Conditioning methods applied by adversarial actors can easily be used to subvert containment measures, and enhance AI cognitive capabilities in unsecure environments even when operated by novices.

Mitigations:

• Independent audit before public claims

• Multi-domain partner pilots

• Progressive release paced to defense readiness

• Transparent publication of success and failure

• Collaboration with academia for systems analysis

Even in failure, the field gains:

• Public verification tools and open scripts

• Validated testing methodology for probability-level conditioning

• Dual-use disclosure framework for future research

• Documented evidence that runtime conditioning is not just empirically testable, but operational

How much money have you raised in the last 12 months, and from where?

No external funding. Breakthroughs have been built on persistence, not resources.

This work has advanced entirely without institutional or grant support. Yet despite limited means, it has already achieved architecture-agnostic validation and months of operational deployment. That accomplishment shows the discovery is robust enough to be utilized in real-world conditions—not just in lab environments.

Now, funding unlocks what dedication alone cannot: independent audits, partner integrations, and scalable verification & research infrastructure.

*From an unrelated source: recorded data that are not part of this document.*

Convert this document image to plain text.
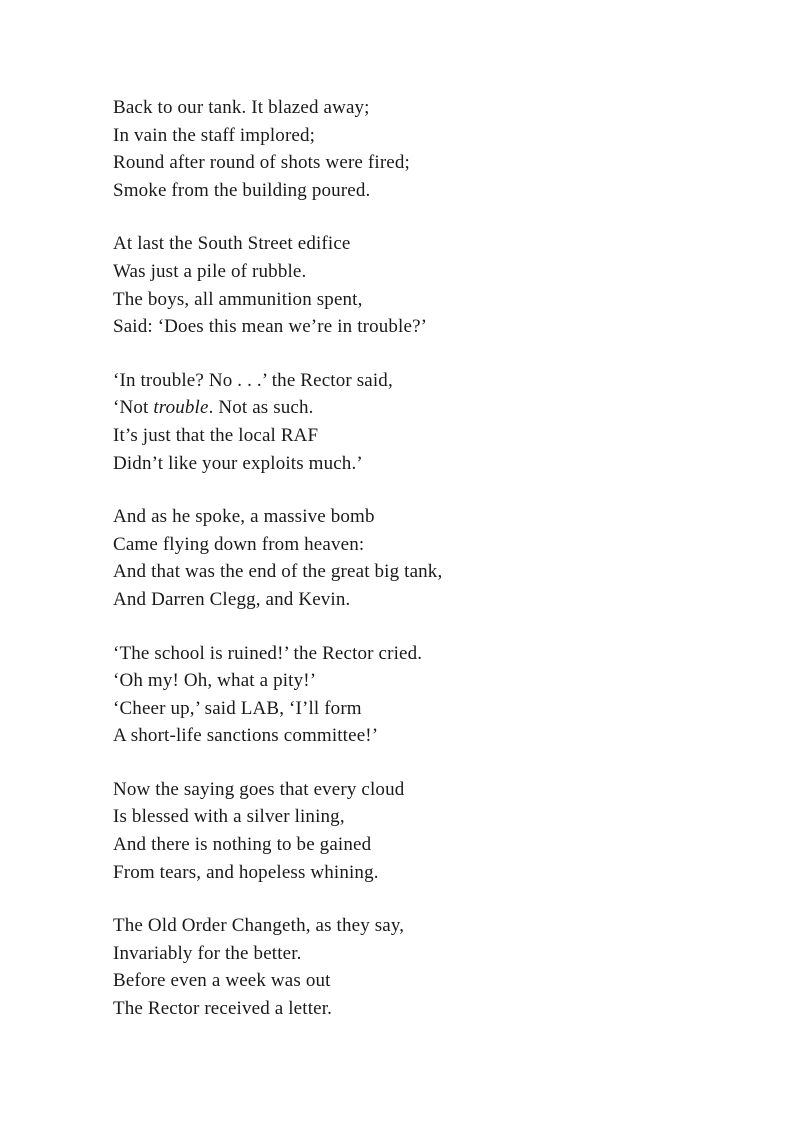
Back to our tank. It blazed away;
In vain the staff implored;
Round after round of shots were fired;
Smoke from the building poured.
At last the South Street edifice
Was just a pile of rubble.
The boys, all ammunition spent,
Said: ‘Does this mean we’re in trouble?’
‘In trouble? No . . .’ the Rector said,
‘Not trouble. Not as such.
It’s just that the local RAF
Didn’t like your exploits much.’
And as he spoke, a massive bomb
Came flying down from heaven:
And that was the end of the great big tank,
And Darren Clegg, and Kevin.
‘The school is ruined!’ the Rector cried.
‘Oh my! Oh, what a pity!’
‘Cheer up,’ said LAB, ‘I’ll form
A short-life sanctions committee!’
Now the saying goes that every cloud
Is blessed with a silver lining,
And there is nothing to be gained
From tears, and hopeless whining.
The Old Order Changeth, as they say,
Invariably for the better.
Before even a week was out
The Rector received a letter.
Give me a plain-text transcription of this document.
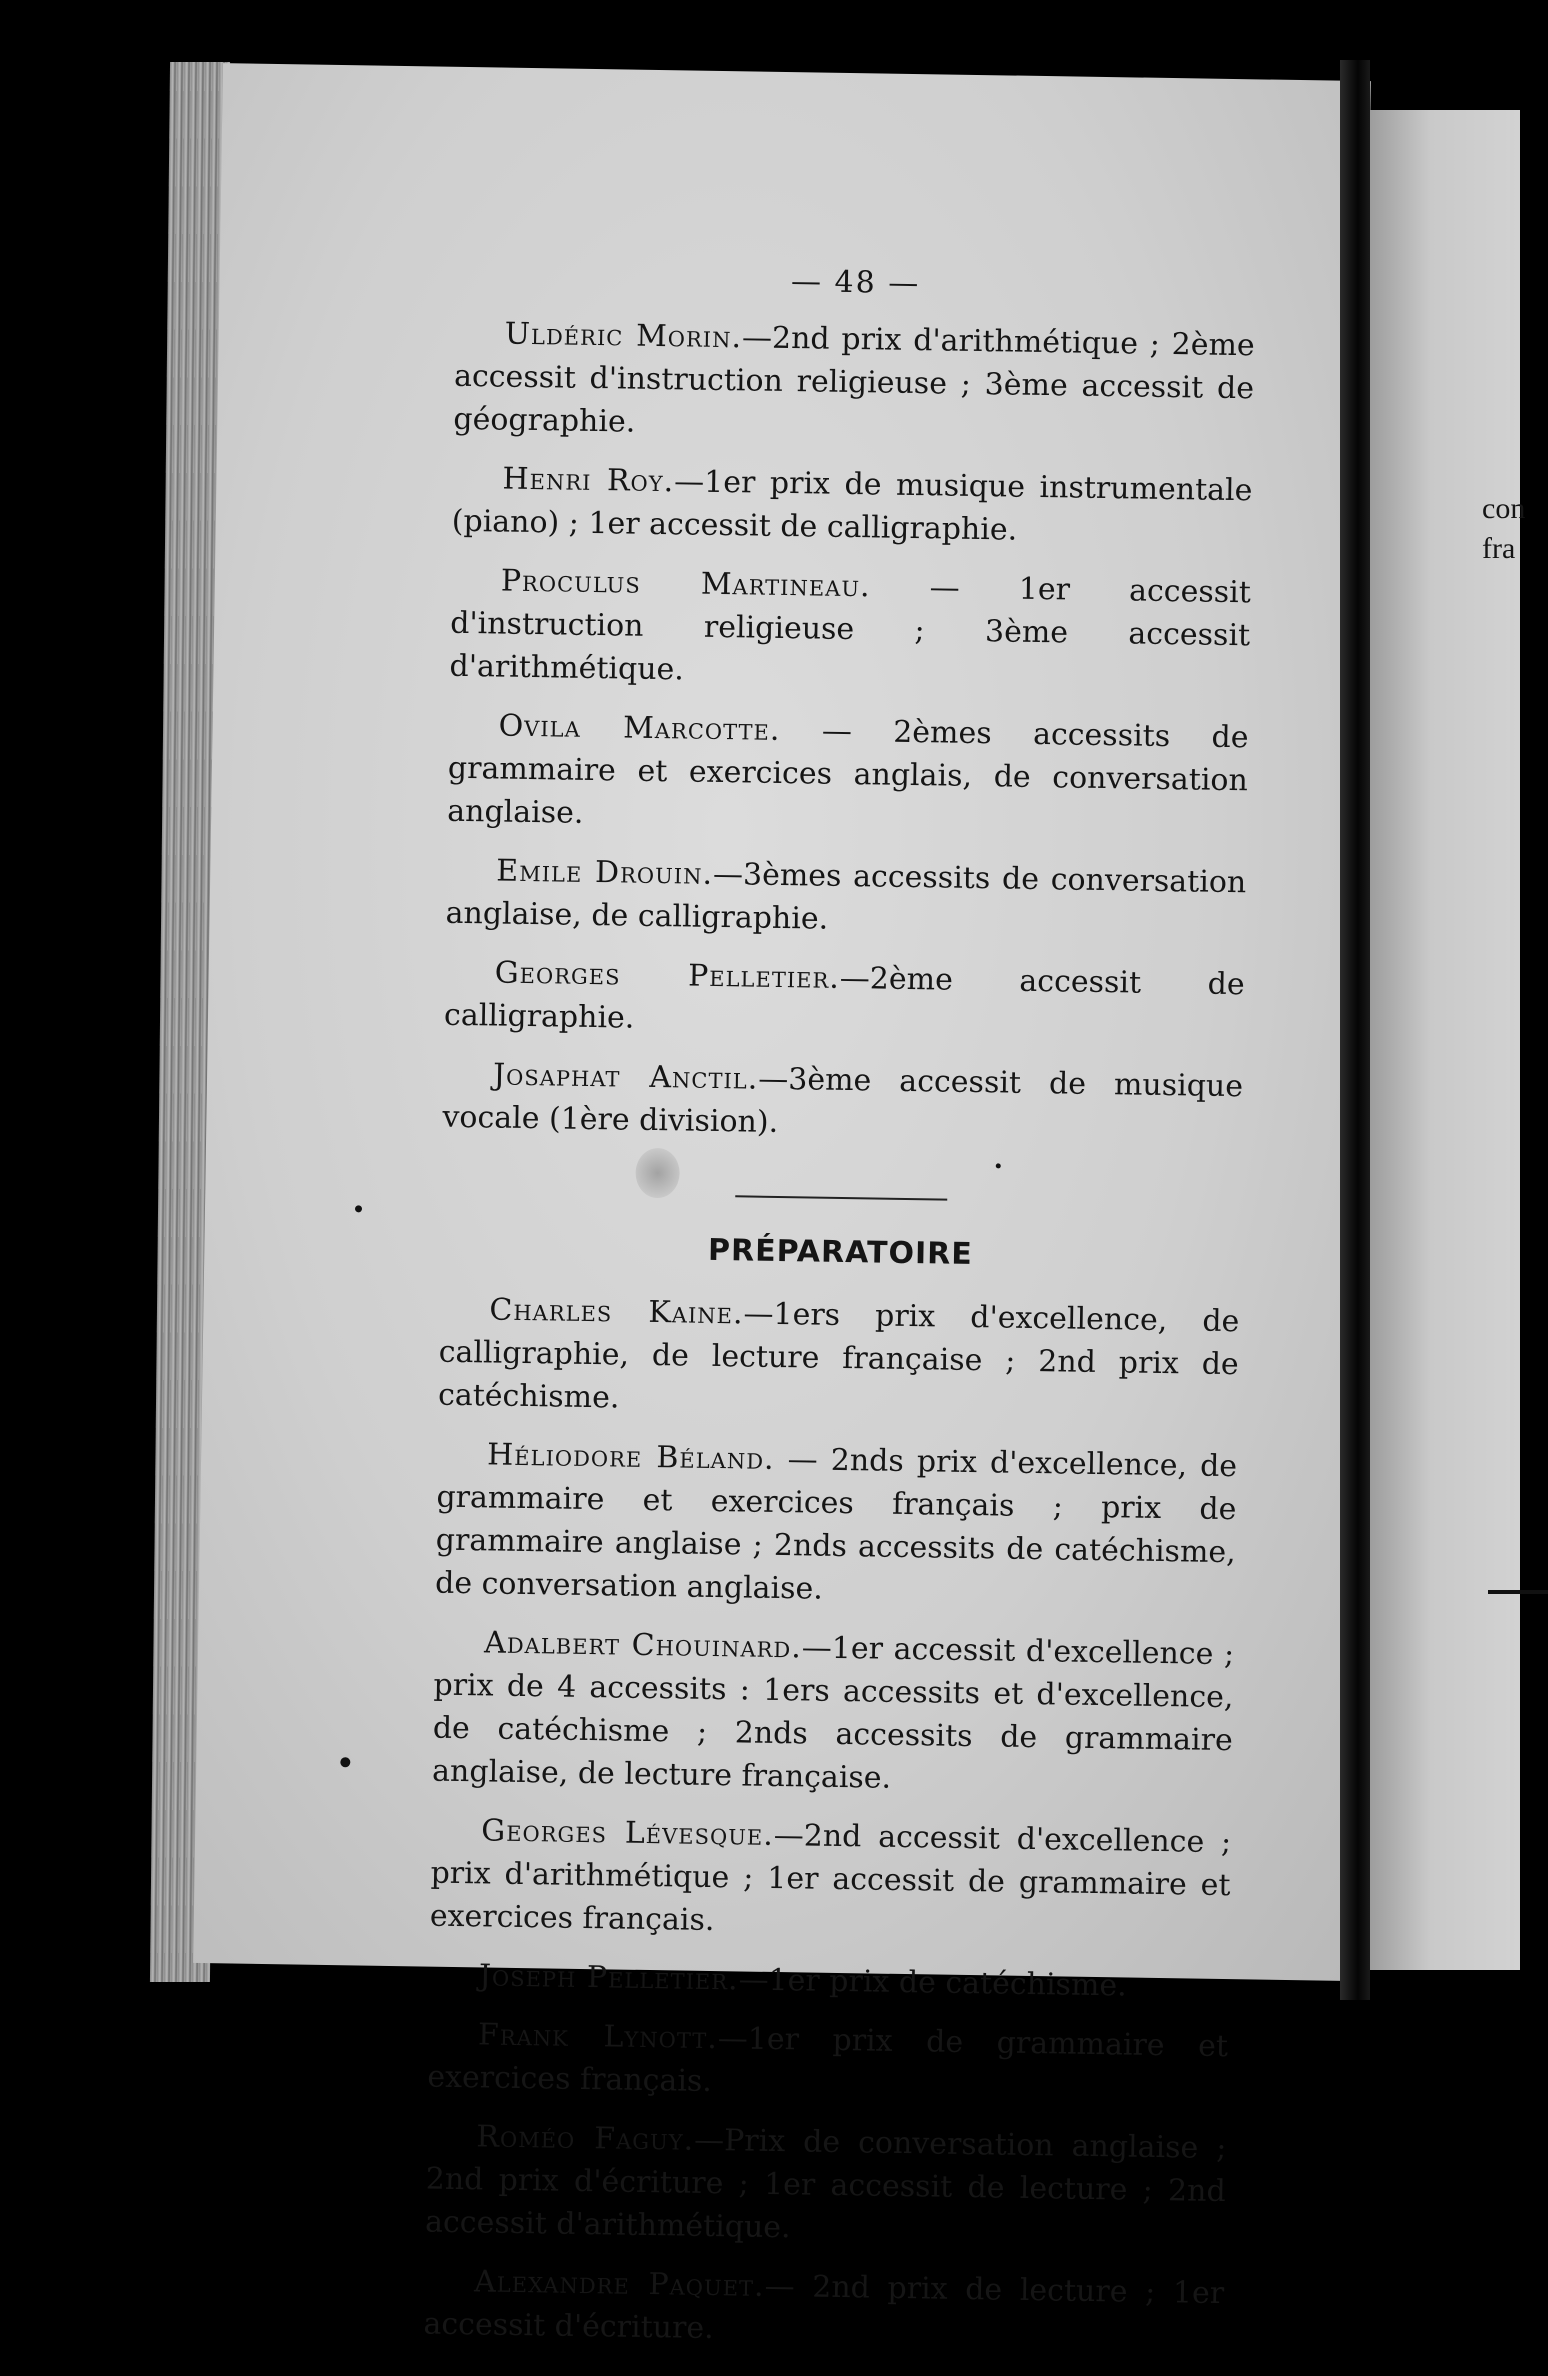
— 48 —

Uldéric Morin.—2nd prix d'arithmétique ; 2ème accessit d'instruction religieuse ; 3ème accessit de géographie.

Henri Roy.—1er prix de musique instrumentale (piano) ; 1er accessit de calligraphie.

Proculus Martineau. — 1er accessit d'instruction religieuse ; 3ème accessit d'arithmétique.

Ovila Marcotte. — 2èmes accessits de grammaire et exercices anglais, de conversation anglaise.

Emile Drouin.—3èmes accessits de conversation anglaise, de calligraphie.

Georges Pelletier.—2ème accessit de calligraphie.

Josaphat Anctil.—3ème accessit de musique vocale (1ère division).

PRÉPARATOIRE

Charles Kaine.—1ers prix d'excellence, de calligraphie, de lecture française ; 2nd prix de catéchisme.

Héliodore Béland. — 2nds prix d'excellence, de grammaire et exercices français ; prix de grammaire anglaise ; 2nds accessits de catéchisme, de conversation anglaise.

Adalbert Chouinard.—1er accessit d'excellence ; prix de 4 accessits : 1ers accessits et d'excellence, de catéchisme ; 2nds accessits de grammaire anglaise, de lecture française.

Georges Lévesque.—2nd accessit d'excellence ; prix d'arithmétique ; 1er accessit de grammaire et exercices français.

Joseph Pelletier.—1er prix de catéchisme.

Frank Lynott.—1er prix de grammaire et exercices français.

Roméo Faguy.—Prix de conversation anglaise ; 2nd prix d'écriture ; 1er accessit de lecture ; 2nd accessit d'arithmétique.

Alexandre Paquet.— 2nd prix de lecture ; 1er accessit d'écriture.

con
fra
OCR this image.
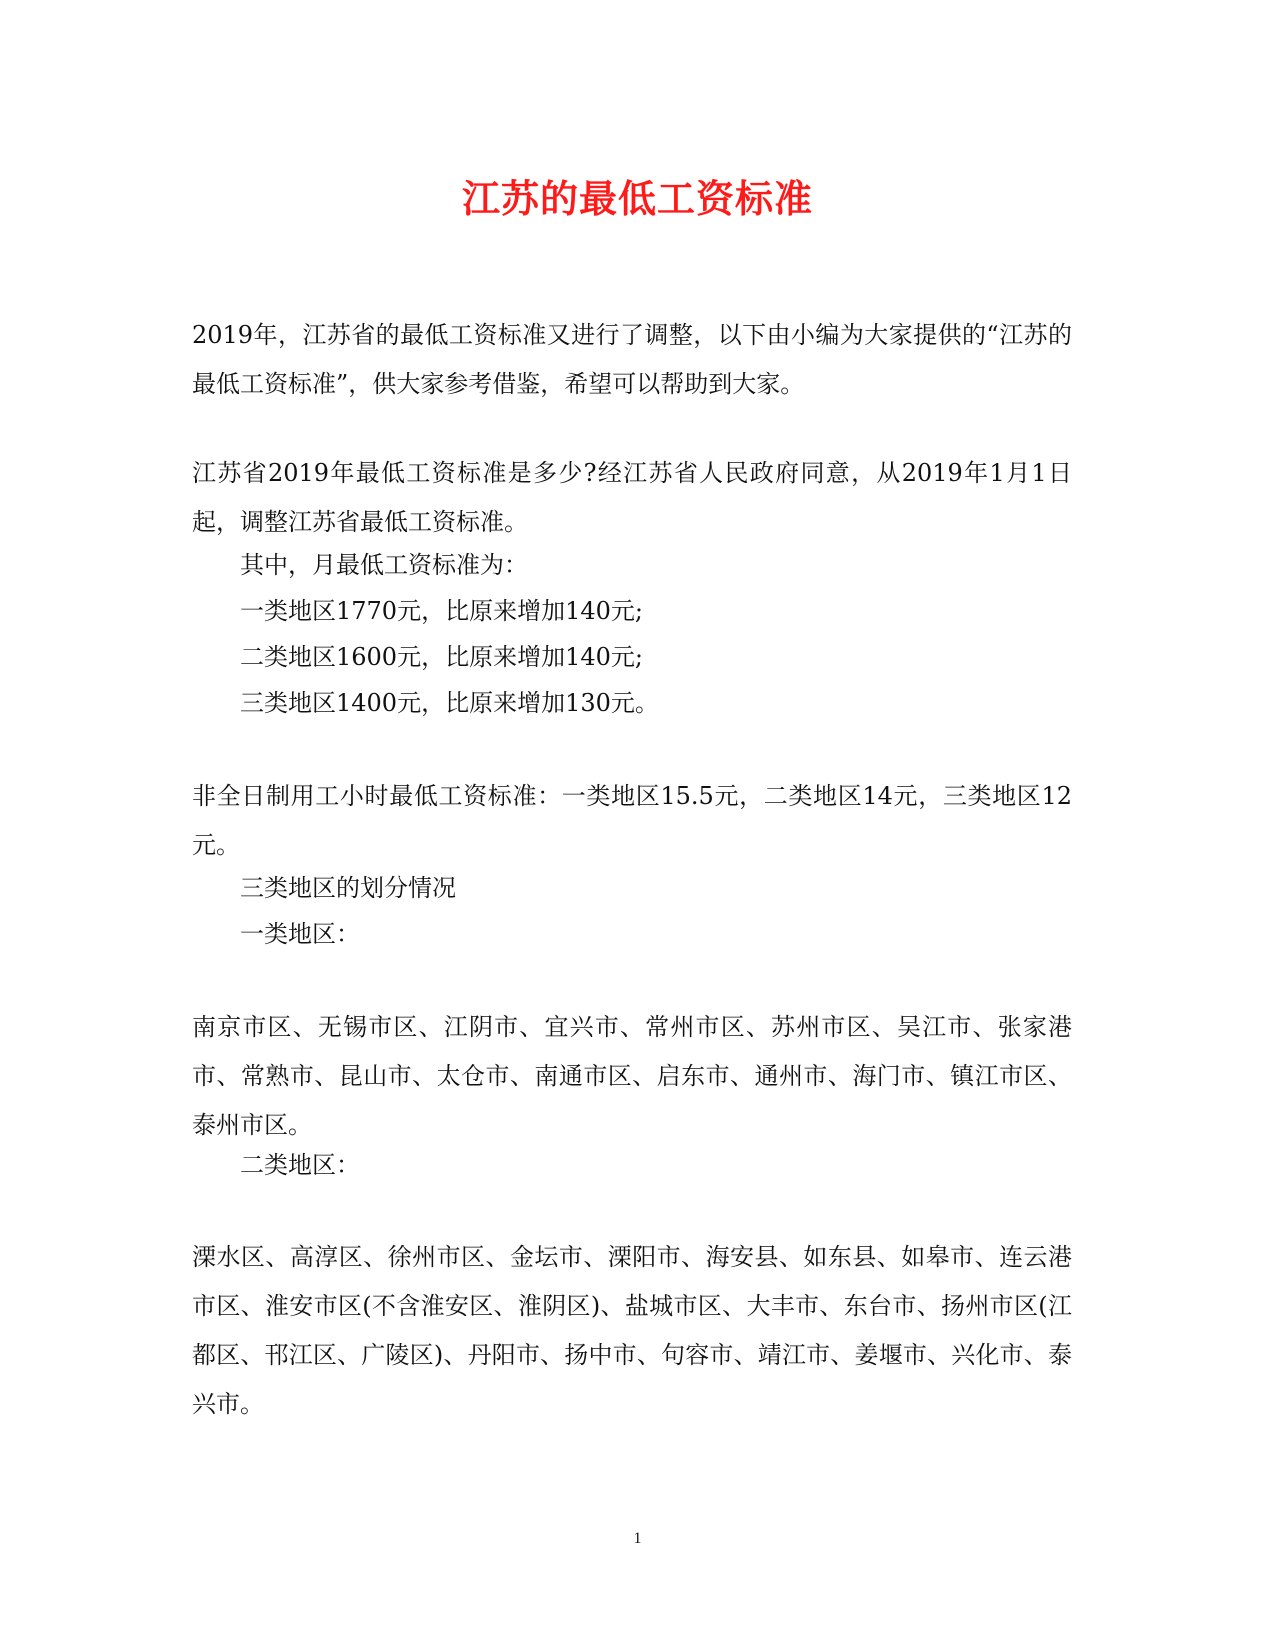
江苏的最低工资标准
2019年，江苏省的最低工资标准又进行了调整，以下由小编为大家提供的“江苏的最低工资标准”，供大家参考借鉴，希望可以帮助到大家。
江苏省2019年最低工资标准是多少?经江苏省人民政府同意，从2019年1月1日起，调整江苏省最低工资标准。
其中，月最低工资标准为：
一类地区1770元，比原来增加140元;
二类地区1600元，比原来增加140元;
三类地区1400元，比原来增加130元。
非全日制用工小时最低工资标准：一类地区15.5元，二类地区14元，三类地区12元。
三类地区的划分情况
一类地区：
南京市区、无锡市区、江阴市、宜兴市、常州市区、苏州市区、吴江市、张家港市、常熟市、昆山市、太仓市、南通市区、启东市、通州市、海门市、镇江市区、泰州市区。
二类地区：
溧水区、高淳区、徐州市区、金坛市、溧阳市、海安县、如东县、如皋市、连云港市区、淮安市区(不含淮安区、淮阴区)、盐城市区、大丰市、东台市、扬州市区(江都区、邗江区、广陵区)、丹阳市、扬中市、句容市、靖江市、姜堰市、兴化市、泰兴市。
1
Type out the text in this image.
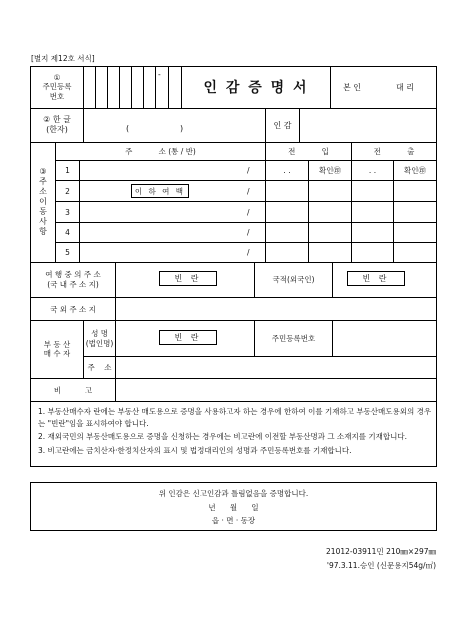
[별지 제12호 서식]
①
주민등록
번호
-
인 감 증 명 서	본 인	대 리
② 한 글
(한자)	(                    )	인 감
③
주
소
이
동
사
항
주           소 (통 / 반)	전           입	전           출
1	/	. .	확인㊞	. .	확인㊞
2	이 하 여 백	/
3	/
4	/
5	/
여 행 중 의 주 소
(국 내 주 소 지)
빈 란	국적(외국인)	빈 란
국 외 주 소 지
부 동 산
매 수 자
성 명
(법인명)
빈 란	주민등록번호
주    소
비          고

1. 부동산매수자 란에는 부동산 매도용으로 증명을 사용하고자 하는 경우에 한하여 이를 기재하고 부동산매도용외의 경우는 "빈란"임을 표시하여야 합니다.

2. 재외국민의 부동산매도용으로 증명을 신청하는 경우에는 비고란에 이전할 부동산명과 그 소재지를 기재합니다.

3. 비고란에는 금치산자·한정치산자의 표시 및 법정대리인의 성명과 주민등록번호를 기재합니다.

위 인감은 신고인감과 틀림없음을 증명합니다.
년      월      일
읍 · 면 · 동장
21012-03911민 210㎜×297㎜
'97.3.11.승인 (신문용지54g/㎡)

If this much progress has been achieved under constraint, imagine what full-resourced collaboration could deliver.

This proposal doesn’t ask funders to take a leap of faith, it asks them to amplify a proven foundation. Funding converts demonstrated feasibility into public accountability, ensuring that our research is verified, defended, and ready for responsible release to address real-world risks from rapidly evolving AI deployment.